Démasqués

    Elle se lève, elle mange, elle se brosse les dents, elle s’habille, elle se maquille, elle fait sa journée, elle va dormir et elle recommence avec lassitude sa routine, comme un circuit sans fin. Maya se maquille toujours dans un ordre précis. D’abord, elle applique la base et le fond de teint, ensuite, elle dessine ses sourcils et elle pose ses faux cils, après, elle étale à l’aide d’un pinceau son fard à paupière, et pour finir, elle met son rouge à lèvres. Elle trouve souvent l’inspiration dans les tutoriels des youtubeuses.

    Pour que son maquillage soit parfaitement réussi, Maya a besoin d’une grande concentration. C’est pour cela que quand elle se maquille, elle s’enferme dans sa chambre pour éviter que quiconque ne perturbe son œuvre d’art. Elle choisit toujours le moment où je suis occupée, quand je fais le ménage par exemple ou bien quand son père et moi ne sommes pas présents à la maison.

    Maya passe ses journées avec ses amis à traîner dehors. Un jour, ils vont au cinéma, parfois, ils peuvent passer leur journée entière à faire du shopping ou bien ils vont manger dans une de ces chaines de restaurants rapides, autrement dit un Fast-Food. Mais ce jour-là, c’était un samedi et Maya avait décidé de rester à la maison. Elle avait invité sa copine Alia pour préparer un spectacle pour la fête de l’école. Mais bien évidemment, au  lieu  de répéter pour le spectacle, elles n’ont pas arrêté de rire et de prendre des photos.

    Même quand on est à table pour manger, Maya doit toujours prendre son téléphone et filmer nos assiettes pour envoyer la vidéo à ses amis.
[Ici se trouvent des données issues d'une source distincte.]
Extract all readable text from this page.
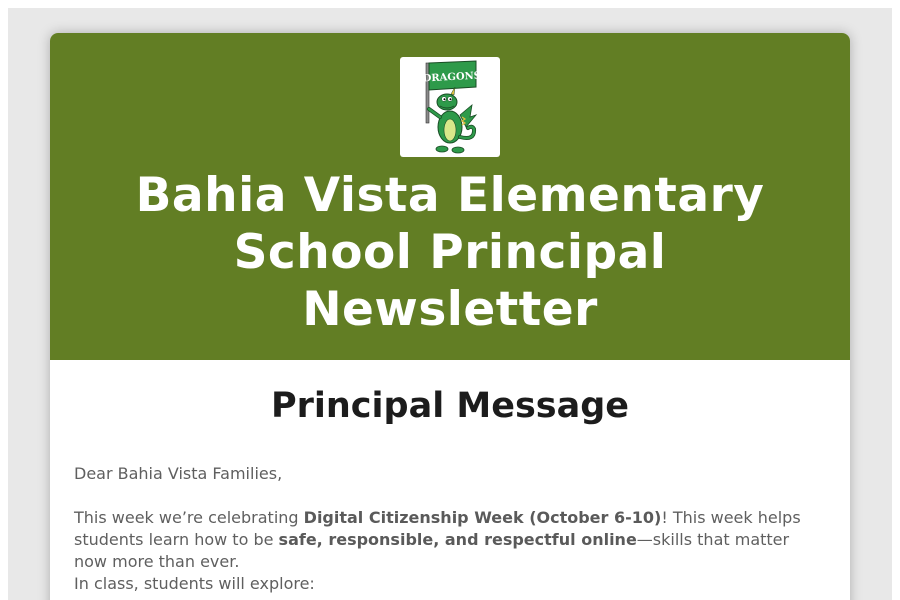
DRAGONS
Bahia Vista Elementary
School Principal
Newsletter
Principal Message

Dear Bahia Vista Families,

This week we’re celebrating Digital Citizenship Week (October 6-10)! This week helps students learn how to be safe, responsible, and respectful online—skills that matter now more than ever.

In class, students will explore:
Et puis, il y a les réseaux sociaux aussi, les conférences vidéos pour raconter sa vie, les postes de ses célébrités préférées et j’en passe… C’est toujours la même chose ! A part ça Maya est une fille très joyeuse et si douce, elle aime beaucoup s’amuser et elle est toujours à l’écoute des autres.

   Il était 13h30 et elles avaient eu l’idée de jouer à Mario Kart sur la console avant de se mettre sérieusement au boulot pour la chorégraphie du spectacle. C’était des circuits difficiles et Maya avait perdu contre Alia. Elles enchaînaient les parties jusqu’à être lassées.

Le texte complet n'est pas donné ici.